• raahşaaan
    kapa kırmızı ışığı çin kerhanesi mi la burası*
    geçti anam o günler
    gece dışarda görürsem vururum allahıma

    raaahşaaan
    o kıyafeti bi daha giydiğini görmiim
    namısınla çalış sokaklarda gezinme
    yolun yol değil, bilesin
  • bu aralar sting efendi ile fazla uğraştık ama yazmazsam çatlarım. efendim roxanne adlı eserin bende hatırlattığı yegane şey, pencereden dışarı fırlatılmış kanlı ped'dir.
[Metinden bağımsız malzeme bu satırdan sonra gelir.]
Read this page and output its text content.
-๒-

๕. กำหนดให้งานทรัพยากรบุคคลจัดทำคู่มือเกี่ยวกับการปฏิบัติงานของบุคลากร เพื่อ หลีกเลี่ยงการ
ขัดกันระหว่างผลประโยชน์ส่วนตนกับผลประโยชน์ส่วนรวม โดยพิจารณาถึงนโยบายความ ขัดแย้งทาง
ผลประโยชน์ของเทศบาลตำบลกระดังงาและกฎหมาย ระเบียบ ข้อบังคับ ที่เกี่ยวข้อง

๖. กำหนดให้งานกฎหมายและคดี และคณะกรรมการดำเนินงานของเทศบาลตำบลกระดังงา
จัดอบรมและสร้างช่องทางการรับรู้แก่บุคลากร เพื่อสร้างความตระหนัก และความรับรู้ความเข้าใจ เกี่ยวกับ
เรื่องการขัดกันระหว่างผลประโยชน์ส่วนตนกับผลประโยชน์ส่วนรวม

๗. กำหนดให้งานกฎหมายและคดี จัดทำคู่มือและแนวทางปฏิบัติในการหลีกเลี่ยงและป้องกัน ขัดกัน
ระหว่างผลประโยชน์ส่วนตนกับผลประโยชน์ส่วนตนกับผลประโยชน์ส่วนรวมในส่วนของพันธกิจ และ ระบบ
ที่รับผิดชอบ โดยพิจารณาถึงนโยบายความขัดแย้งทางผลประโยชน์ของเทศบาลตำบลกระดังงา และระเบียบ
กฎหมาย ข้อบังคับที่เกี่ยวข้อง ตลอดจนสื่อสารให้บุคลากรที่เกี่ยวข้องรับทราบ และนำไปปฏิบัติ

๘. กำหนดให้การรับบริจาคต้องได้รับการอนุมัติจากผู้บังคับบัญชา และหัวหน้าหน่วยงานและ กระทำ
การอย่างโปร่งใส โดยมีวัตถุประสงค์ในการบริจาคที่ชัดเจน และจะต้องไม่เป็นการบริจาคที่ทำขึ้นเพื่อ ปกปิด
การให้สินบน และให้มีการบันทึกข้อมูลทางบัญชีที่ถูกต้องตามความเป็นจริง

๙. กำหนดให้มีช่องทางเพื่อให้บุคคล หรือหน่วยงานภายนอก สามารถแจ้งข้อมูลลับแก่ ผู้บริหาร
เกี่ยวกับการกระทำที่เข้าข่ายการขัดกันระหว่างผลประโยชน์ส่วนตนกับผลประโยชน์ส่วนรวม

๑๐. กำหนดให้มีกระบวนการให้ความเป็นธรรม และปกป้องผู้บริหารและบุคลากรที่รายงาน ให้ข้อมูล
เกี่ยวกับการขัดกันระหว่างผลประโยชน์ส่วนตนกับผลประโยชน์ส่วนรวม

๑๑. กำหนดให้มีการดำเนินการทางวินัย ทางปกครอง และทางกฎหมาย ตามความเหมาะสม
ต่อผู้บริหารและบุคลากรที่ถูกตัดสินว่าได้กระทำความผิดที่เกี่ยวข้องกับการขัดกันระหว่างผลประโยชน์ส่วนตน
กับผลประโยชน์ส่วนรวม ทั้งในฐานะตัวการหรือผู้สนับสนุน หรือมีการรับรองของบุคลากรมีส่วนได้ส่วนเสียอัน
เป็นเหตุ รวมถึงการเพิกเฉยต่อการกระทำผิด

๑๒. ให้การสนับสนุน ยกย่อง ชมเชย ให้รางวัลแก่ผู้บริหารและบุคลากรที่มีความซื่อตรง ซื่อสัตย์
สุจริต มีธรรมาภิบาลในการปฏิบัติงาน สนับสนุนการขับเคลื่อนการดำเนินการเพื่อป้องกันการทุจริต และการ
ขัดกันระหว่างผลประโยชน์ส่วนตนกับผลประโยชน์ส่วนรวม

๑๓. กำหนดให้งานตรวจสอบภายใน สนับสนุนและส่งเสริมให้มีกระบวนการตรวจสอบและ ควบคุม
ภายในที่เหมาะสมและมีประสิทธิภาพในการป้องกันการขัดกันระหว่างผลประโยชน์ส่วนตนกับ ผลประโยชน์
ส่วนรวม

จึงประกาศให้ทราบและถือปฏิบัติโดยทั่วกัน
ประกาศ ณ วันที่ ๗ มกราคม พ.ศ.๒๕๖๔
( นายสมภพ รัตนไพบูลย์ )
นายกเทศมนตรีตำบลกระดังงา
    90'ların başları olması lazım. işte o başlardan bir gün, hayatımda ilk defa roxanne dinlemişim. tabi o zamanlar ingilizce başlangıç seviyesi, sadece "you don't have to turn on the red light" kısmını anlıyor, bununla da mal mal övünüyoruz. işte o kutlu başlayıp kanlı biten günde, eski mahallemde mutlu masum gezerken, kaldığım sitenin bloklarından birinin önünde, yerde üzerine kırmızı bir leke bulaşmış bir kumaş parçası gördüm. bir an için "bu ne lan (o zamanlar 'la' yok), kim atmış bunu" derken yanımdaki benden daha piç olan arkadaşım "nanıskyim kanlı ped, midem bulandı mınakoyim (o zamanlar amk da yok)" dedi. adet, kan man, (bkz: kanban) bunlardan haberdarım o zamanlar, ancak bu tarz biyolojik atıklar üretebileceğini hiç düşünmemiştim. hemen kafamızı kaldırıp bunu kimin atmış olabileceğine baktık. ikinci kattaki bir evin penceresi açıktı, odanın ışığı yanıyordu, ve evet ışık kırmızı renkteydi. daha doğrusu odanın duvarlarının renginden ötürü kırmızımsı bir renk almıştı.
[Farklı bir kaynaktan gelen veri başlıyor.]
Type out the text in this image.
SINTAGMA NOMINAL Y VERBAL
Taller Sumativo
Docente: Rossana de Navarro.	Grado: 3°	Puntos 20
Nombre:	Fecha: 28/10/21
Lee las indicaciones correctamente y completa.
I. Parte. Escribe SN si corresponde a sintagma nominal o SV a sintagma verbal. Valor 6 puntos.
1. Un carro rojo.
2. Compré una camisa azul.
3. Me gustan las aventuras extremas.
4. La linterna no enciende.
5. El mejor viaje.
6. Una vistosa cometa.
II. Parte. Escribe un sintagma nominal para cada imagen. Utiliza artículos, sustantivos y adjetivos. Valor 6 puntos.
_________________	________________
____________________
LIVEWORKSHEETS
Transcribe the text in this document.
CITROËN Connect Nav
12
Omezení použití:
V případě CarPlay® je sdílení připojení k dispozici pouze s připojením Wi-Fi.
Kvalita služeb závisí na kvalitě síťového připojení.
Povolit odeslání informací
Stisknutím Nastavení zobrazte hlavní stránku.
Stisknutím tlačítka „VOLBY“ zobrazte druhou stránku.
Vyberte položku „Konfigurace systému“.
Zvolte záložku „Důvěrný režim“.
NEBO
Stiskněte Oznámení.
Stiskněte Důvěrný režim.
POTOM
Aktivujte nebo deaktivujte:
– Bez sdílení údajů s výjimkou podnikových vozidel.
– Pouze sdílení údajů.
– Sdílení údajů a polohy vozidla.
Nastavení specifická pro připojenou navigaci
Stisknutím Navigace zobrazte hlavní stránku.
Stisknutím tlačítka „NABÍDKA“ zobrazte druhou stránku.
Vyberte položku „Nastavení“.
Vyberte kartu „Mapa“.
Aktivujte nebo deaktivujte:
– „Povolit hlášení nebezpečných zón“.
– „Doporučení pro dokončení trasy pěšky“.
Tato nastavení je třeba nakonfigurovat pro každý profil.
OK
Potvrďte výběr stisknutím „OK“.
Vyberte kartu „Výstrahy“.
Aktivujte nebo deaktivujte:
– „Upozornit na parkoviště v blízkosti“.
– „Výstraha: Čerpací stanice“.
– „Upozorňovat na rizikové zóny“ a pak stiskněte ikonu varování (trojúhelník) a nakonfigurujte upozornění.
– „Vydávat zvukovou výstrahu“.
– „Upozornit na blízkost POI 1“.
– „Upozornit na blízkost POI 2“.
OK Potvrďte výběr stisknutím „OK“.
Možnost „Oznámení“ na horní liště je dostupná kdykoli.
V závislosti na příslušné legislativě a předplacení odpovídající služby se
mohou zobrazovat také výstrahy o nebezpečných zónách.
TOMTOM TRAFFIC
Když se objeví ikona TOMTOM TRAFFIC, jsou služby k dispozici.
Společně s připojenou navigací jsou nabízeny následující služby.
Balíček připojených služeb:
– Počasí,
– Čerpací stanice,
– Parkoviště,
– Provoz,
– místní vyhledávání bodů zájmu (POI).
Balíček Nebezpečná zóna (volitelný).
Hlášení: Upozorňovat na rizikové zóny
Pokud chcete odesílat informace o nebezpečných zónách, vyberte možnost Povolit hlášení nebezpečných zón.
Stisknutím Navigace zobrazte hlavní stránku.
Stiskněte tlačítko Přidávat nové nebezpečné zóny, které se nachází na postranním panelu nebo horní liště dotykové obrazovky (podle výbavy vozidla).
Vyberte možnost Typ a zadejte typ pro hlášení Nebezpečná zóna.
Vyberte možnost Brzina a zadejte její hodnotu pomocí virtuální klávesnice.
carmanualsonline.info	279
    "roxanne, you don't have to put on the red light" - "kapat lan şu ışığı manyak karı, pedi senin attığın anlaşılacak". o gün bugündür bu şarkıyı böyle çevirir, böyle yorumlarım.

    eserini ilk dinlediğim günün sokağa atılmış kanlı pede denk gelmesi tabi ki sting'in suçu değil, ama insan kerhaneden karı çıkartmak ile ilgili şarkı yaparken biraz dikkatli olur be kardeşim. biraz dünya ergenlerini düşünür. şarkı dünya barışı ile ilgili olsa idi bu çağrışım belki de hiç gerçekleşmeyecek, şarkı ve kanlı ped birbirlerini besleyerek o talihsiz günü daha dün yaşamışım gibi hatırlamama yol açmayacaklardı.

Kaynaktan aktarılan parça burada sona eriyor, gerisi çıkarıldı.